Page:Revue des Deux Mondes - 1858 - tome 16.djvu/547

La bibliothèque libre.
Le texte de cette page a été corrigé et est conforme au fac-similé.

— Toujours, quand ce n’est pas mon valet.

— Vous êtes mystérieux !

— Oui, quand il s’agit du secret de mes coulisses ; sans cela point de prestige et point de succès.

— Peut-on au moins vous demander pourquoi un de vos personnages s’appelait le baron ?

— Ah ! cela, demandez-le aux laquais qui ont fait boire Puffo ; quant à moi, habitué à ses bévues, je n’y eusse pas fait attention, s’il ne s’en fût confessé avec effroi.

— Aurait-il recueilli quelque sot commérage ?…

— Relativement à quoi ? Expliquez-vous…

— Non, non, ça n’en vaut pas la peine, répondit Johan, qui voyait, grâce à l’adresse ou à l’insouciance de son interlocuteur, leur attitude respective transposée, en ce sens qu’au lieu de questionner, le majordome se trouvait questionné lui-même.

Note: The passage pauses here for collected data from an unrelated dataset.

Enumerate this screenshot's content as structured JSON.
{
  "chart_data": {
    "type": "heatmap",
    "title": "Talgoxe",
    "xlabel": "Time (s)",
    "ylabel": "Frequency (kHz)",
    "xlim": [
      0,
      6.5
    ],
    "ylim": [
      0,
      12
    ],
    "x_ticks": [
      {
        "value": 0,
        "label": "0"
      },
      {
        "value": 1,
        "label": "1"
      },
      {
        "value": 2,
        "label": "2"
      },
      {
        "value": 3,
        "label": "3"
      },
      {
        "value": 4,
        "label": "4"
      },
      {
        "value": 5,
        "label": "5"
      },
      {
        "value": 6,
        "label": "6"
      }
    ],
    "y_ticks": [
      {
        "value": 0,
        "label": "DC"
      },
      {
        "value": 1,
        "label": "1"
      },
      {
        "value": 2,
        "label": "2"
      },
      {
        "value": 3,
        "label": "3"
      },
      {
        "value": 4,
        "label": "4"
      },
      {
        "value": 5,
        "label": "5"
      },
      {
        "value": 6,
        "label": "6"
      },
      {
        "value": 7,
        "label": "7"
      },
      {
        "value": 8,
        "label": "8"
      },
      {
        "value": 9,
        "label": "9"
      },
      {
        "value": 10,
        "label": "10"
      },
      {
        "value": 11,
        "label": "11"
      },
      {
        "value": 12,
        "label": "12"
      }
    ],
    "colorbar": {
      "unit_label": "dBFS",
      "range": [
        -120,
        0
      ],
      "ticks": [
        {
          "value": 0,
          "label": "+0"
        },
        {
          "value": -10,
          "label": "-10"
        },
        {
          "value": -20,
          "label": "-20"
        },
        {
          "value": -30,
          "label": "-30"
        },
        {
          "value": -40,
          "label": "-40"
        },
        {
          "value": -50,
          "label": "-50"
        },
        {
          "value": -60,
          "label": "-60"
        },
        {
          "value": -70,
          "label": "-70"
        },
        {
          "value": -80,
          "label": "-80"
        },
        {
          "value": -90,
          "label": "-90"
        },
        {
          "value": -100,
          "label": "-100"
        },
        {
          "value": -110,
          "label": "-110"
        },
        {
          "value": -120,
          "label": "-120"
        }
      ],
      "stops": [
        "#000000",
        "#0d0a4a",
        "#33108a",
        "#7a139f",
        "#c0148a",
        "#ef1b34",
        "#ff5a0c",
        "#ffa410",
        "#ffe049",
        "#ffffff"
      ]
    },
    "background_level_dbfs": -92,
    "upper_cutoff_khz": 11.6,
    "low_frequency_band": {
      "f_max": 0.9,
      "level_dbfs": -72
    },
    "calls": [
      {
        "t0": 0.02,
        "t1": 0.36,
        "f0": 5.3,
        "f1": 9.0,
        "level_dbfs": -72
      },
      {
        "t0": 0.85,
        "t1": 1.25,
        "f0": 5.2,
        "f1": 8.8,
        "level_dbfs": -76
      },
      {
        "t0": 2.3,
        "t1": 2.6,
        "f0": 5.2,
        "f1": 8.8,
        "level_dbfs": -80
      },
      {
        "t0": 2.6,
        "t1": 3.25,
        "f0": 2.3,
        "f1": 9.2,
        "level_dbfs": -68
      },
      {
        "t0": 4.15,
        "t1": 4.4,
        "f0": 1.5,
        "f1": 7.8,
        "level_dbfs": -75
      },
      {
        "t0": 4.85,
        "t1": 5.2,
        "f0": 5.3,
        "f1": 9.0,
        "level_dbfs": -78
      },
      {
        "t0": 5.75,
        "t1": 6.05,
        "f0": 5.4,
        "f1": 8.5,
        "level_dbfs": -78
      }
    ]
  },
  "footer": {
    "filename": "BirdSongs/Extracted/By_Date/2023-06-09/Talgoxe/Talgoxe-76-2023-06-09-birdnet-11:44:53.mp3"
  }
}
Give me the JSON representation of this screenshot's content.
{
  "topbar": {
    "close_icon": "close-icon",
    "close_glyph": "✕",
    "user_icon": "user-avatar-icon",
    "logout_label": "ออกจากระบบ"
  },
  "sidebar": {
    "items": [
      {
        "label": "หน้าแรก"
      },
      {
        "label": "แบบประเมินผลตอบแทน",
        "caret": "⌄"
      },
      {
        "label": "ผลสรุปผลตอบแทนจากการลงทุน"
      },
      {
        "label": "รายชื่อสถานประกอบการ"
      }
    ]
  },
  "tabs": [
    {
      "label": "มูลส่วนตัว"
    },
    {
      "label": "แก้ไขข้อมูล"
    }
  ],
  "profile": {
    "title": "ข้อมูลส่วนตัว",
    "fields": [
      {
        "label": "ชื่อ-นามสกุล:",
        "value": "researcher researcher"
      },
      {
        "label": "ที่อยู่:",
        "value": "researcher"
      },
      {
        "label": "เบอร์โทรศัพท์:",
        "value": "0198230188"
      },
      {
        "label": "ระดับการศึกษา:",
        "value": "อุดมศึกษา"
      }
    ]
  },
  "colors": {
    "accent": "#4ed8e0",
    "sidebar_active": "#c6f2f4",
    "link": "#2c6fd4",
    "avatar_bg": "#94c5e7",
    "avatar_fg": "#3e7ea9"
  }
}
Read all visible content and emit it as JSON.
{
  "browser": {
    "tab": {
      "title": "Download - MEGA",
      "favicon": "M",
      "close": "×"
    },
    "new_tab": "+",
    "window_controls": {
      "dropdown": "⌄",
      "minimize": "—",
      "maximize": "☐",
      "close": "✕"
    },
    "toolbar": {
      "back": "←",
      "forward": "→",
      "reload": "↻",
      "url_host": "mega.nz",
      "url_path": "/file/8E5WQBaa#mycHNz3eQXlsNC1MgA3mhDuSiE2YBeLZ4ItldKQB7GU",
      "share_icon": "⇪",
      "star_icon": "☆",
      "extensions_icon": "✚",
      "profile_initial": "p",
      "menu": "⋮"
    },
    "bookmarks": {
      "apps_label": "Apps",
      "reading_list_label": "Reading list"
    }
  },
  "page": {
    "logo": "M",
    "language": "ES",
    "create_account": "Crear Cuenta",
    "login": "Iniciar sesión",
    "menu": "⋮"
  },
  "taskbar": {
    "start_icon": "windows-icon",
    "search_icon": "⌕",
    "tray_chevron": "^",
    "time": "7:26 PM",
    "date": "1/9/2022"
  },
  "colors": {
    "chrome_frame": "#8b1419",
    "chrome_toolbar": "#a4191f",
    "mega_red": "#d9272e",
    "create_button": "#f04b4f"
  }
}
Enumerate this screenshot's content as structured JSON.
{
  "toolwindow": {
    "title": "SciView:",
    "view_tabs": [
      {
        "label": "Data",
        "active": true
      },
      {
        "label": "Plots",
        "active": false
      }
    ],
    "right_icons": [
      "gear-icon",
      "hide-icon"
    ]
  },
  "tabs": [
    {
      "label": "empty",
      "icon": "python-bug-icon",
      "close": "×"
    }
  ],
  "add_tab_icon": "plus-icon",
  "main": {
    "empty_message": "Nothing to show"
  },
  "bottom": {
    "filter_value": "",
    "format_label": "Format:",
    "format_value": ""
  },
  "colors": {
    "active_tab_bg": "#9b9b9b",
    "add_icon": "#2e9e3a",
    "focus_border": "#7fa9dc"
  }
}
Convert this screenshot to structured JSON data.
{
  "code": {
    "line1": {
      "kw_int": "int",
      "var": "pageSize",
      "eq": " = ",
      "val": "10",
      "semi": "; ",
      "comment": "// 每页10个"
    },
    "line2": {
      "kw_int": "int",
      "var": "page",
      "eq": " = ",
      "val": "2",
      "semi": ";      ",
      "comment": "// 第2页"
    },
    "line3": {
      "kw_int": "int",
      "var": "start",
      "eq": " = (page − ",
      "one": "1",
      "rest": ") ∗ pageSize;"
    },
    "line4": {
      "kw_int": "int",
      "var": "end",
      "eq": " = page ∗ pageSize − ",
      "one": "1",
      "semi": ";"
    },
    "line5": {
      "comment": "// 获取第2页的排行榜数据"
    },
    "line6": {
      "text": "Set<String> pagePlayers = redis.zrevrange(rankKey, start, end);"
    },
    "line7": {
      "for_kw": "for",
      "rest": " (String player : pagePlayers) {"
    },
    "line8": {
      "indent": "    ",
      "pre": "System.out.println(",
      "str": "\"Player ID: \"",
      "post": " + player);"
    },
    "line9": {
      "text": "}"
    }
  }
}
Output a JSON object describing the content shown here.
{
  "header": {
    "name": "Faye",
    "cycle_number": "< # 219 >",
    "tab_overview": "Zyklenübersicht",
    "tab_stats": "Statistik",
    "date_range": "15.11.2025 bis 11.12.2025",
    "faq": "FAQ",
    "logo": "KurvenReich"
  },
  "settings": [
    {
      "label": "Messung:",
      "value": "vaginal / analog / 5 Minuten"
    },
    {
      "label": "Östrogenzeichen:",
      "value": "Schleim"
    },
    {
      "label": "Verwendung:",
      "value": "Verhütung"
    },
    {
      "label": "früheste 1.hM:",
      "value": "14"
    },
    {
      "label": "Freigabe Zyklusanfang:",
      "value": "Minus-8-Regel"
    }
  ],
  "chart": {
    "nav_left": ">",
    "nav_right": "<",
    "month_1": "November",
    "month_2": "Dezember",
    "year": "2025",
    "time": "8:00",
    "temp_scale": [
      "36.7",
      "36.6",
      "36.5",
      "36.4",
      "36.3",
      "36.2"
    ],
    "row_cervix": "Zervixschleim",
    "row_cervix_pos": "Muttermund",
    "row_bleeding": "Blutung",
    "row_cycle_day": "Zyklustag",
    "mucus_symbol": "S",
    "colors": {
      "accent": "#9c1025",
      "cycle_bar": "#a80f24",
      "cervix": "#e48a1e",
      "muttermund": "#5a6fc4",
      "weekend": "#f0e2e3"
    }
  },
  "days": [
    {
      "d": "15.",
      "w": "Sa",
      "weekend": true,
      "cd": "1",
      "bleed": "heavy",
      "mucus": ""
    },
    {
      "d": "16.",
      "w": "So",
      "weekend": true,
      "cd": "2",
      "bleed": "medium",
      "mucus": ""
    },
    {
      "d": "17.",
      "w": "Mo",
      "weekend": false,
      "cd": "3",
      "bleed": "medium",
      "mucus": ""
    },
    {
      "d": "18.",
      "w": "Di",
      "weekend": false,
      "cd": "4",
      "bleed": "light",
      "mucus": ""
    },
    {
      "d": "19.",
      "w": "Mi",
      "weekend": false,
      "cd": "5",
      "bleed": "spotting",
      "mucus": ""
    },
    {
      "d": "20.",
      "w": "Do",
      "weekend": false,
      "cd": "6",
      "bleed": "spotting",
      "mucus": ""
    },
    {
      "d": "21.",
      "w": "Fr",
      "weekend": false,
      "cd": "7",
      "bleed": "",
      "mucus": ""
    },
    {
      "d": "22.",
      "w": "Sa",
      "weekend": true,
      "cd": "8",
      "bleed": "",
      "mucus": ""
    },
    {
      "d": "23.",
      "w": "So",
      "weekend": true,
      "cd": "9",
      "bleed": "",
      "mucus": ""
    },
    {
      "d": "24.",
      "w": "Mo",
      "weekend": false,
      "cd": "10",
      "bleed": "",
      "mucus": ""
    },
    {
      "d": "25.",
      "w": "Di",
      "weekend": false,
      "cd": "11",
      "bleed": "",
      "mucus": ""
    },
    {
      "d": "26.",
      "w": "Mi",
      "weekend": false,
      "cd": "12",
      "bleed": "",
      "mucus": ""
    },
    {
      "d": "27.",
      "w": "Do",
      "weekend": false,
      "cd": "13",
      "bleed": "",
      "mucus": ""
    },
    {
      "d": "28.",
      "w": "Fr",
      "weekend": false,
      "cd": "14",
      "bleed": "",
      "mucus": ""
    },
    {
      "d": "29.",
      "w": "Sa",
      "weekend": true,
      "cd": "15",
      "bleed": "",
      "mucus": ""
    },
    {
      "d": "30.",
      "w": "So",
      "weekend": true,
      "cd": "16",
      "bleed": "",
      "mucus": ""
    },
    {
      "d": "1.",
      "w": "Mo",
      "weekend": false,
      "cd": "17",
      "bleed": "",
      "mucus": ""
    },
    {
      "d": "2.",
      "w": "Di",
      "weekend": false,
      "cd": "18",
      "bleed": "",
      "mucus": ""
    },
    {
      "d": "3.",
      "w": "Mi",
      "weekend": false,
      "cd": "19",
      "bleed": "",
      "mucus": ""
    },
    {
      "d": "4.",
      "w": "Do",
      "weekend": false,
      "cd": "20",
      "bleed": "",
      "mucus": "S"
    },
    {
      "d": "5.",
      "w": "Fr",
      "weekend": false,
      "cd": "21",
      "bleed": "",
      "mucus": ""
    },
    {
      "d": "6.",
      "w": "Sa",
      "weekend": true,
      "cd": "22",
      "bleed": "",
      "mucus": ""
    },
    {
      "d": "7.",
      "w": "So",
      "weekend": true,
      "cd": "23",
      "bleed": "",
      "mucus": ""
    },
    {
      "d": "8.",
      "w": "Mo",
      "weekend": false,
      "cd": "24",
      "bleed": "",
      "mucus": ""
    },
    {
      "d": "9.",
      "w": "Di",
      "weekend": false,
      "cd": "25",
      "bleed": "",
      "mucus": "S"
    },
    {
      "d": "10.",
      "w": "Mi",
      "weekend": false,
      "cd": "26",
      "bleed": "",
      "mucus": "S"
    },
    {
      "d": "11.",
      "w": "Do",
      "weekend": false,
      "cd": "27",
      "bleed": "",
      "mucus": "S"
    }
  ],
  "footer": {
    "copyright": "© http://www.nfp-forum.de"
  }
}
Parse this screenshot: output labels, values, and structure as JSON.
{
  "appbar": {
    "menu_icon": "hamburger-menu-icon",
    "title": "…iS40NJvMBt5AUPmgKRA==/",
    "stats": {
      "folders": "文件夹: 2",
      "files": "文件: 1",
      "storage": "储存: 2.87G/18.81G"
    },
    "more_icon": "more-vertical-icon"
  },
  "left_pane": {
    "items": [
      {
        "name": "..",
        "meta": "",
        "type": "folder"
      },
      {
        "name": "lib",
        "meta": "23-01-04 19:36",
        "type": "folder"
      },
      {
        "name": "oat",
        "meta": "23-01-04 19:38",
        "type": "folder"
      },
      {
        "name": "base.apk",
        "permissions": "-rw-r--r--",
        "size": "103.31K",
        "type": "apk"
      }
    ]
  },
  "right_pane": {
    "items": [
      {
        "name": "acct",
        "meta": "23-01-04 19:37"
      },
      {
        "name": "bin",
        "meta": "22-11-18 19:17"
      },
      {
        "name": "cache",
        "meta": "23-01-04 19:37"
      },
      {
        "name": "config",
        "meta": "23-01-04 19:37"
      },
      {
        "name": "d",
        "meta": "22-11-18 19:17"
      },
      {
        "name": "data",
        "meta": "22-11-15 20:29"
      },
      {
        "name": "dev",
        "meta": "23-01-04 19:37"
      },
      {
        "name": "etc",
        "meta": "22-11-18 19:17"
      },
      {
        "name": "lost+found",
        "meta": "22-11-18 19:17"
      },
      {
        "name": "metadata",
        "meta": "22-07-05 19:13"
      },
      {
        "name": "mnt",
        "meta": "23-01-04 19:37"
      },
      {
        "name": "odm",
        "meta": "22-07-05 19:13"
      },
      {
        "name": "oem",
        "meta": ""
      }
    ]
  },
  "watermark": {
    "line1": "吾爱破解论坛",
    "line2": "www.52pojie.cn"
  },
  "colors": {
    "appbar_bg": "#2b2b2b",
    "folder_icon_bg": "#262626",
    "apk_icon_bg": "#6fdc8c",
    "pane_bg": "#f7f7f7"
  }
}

Cependant il revint sur une question déjà faite : — Vous aviez donc, dit-il, un décor qui ressemblait au Stollborg à s’y méprendre ?

— Qui ressemblait un peu au Stollborg, oui, par hasard, et c’est à dessein que je l’ai fait ressembler tout à fait.

— Pourquoi cela ?

— Ne vous l’ai-je pas dit ? Pour être agréable à M. le baron. C’est une délicatesse de ma part de chercher toujours à représenter un site de la localité où j’exerce mon industrie passagère. À ma prochaine étape, ce Stollborg sera changé et représentera autre chose. Est-ce que M. le baron a trouvé ma toile de fond mauvaise ? Que voulez-vous ? j’ai eu si peu de temps !

En parlant ainsi, Christian s’amusait à observer la désagréable figure de Johan. C’était un homme d’une cinquantaine d’années, assez gros, d’un type vulgaire et d’une physionomie bienveillante et apathique au premier abord ; mais dès la veille Christian, en lui remettant la lettre d’invitation trouvée dans la poche de M. Goefle, avait surpris, dans son coup d’œil oblique, une activité inquisitoriale dissimulée par une nonchalance d’emprunt. Maintenant il était encore plus frappé de ces indices d’un caractère affecté, qui semblait être une copie chargée de celui du baron, son maître. Néanmoins, comme, au bout du compte, Johan n’était qu’un premier laquais sans éducation et sans art véritable, Christian n’eut pas la moindre peine à jouer la comédie infiniment mieux que lui, et à le laisser persuadé de l’innocence de ses intentions. En même temps Christian acquérait une quasi-certitude à propos de l’histoire de la baronne Hilda. Il devenait évident pour lui qu’un drame quelconque s’était accompli au Stollborg et que le baron n’avait pu voir sans effroi ou sans colère ces trois choses représentées sous une forme et dans une intention quelconque : une prison, une victime et un geôlier.